Avranno, infine, lo stesso epilogo deludente i fatti criminosi accaduti di recente nella Capitale che hanno causato scandalo politico, morale e istituzionale nei quali s’intrecciano la prostituzione, la droga, i trans brasiliani, un noto, almeno per ora, personaggio politico e delle “mele marce” cresciute all’ombra delle Istituzioni?
Si assiste così, ormai troppo spesso, ad una sorta d’insuccesso annunciato da parte degli inquirenti, si è perduto, forse, quello che i vecchi investigatori avevano, il fiuto, l’intuito, la genialità che hanno caratterizzato i vari Maigret di una volta? Essi non avevano bisogno di attrezzature tecniche sofisticate per scoprire l’autore di un delitto o di un fatto delittuoso in genere, a loro bastava solo usare il cervello, il mestiere che ora si chiama “professionalità” e l’esperienza.

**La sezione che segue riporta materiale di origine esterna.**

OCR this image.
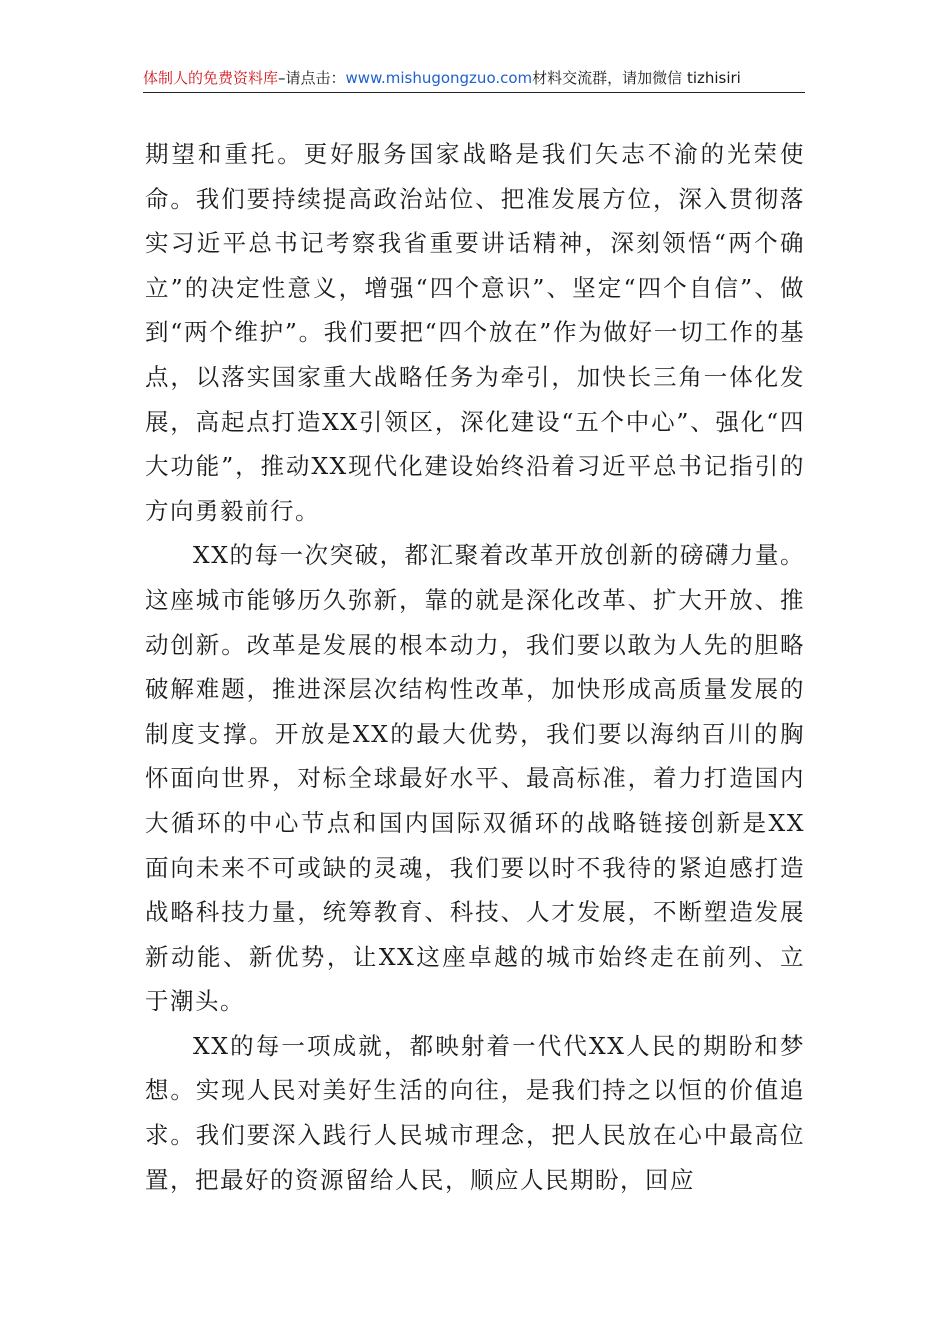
体制人的免费资料库–请点击：www.mishugongzuo.com材料交流群，请加微信 tizhisiri

期望和重托。更好服务国家战略是我们矢志不渝的光荣使命。我们要持续提高政治站位、把准发展方位，深入贯彻落实习近平总书记考察我省重要讲话精神，深刻领悟“两个确立”的决定性意义，增强“四个意识”、坚定“四个自信”、做到“两个维护”。我们要把“四个放在”作为做好一切工作的基点，以落实国家重大战略任务为牵引，加快长三角一体化发展，高起点打造XX引领区，深化建设“五个中心”、强化“四大功能”，推动XX现代化建设始终沿着习近平总书记指引的方向勇毅前行。

XX的每一次突破，都汇聚着改革开放创新的磅礴力量。这座城市能够历久弥新，靠的就是深化改革、扩大开放、推动创新。改革是发展的根本动力，我们要以敢为人先的胆略破解难题，推进深层次结构性改革，加快形成高质量发展的制度支撑。开放是XX的最大优势，我们要以海纳百川的胸怀面向世界，对标全球最好水平、最高标准，着力打造国内大循环的中心节点和国内国际双循环的战略链接创新是XX面向未来不可或缺的灵魂，我们要以时不我待的紧迫感打造战略科技力量，统筹教育、科技、人才发展，不断塑造发展新动能、新优势，让XX这座卓越的城市始终走在前列、立于潮头。

XX的每一项成就，都映射着一代代XX人民的期盼和梦想。实现人民对美好生活的向往，是我们持之以恒的价值追求。我们要深入践行人民城市理念，把人民放在心中最高位置，把最好的资源留给人民，顺应人民期盼，回应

Che stia qui il famoso “nocciolo” della questione?
Non c’è in me l’intenzione di sostituirmi al “Catone” di turno, ma per onestà intellettuale e per esigenza di coscienza civile e morale, ritengo che così non si vada da nessuna parte, questa non è civiltà e progresso civile acquisito, ma accettazione e, quasi, indifferenza di fronte alla barbarie. Nell’estrema incertezza su tutte le cose che ci stanno attorno e ci governano, ci vuole essenzialmente la certezza assoluta della capacità personale e professionale delle persone che sono investite di poteri e responsabilità istituzionali.
Questo assioma può dare fiducia nelle Leggi e nelle Istituzioni che le amministrano e, quanto alle Leggi, per alcune di esse, come si è avuta la spudoratezza di farle approvare, così ora si abbia il coraggio civile di abrogarle, perché sono dannose alla collettività. La civiltà non progredisce con un garantismo che favorisce e, anzi, incentiva a delinquere e a commettere ogni sorta di reato, tanto non c’è quasi mai la certezza della pena ché, anzi, questa sarà sicuramente la minore possibile.
Il progresso civile deve essere supportato oltre ché da Istituzioni credibili e da funzionari capaci e preparati professionalmente, da Leggi rigorose e mirate, nelle quali ci sia la certezza delle pene, alle quali non debbano aggiungersi sconti di sorta, grazie a un garantismo giuridico inopportuno e a furbeschi inserimenti di artifici procedurali, e che le stesse leggi vengano severamente applicate con giustizia ed equità, la conoscenza e l’esempio di esse, oltre ad essere un valido presidio repressivo ai reati, costituisca anche un ottimo deterrente preventivo che scoraggi i male intenzionati.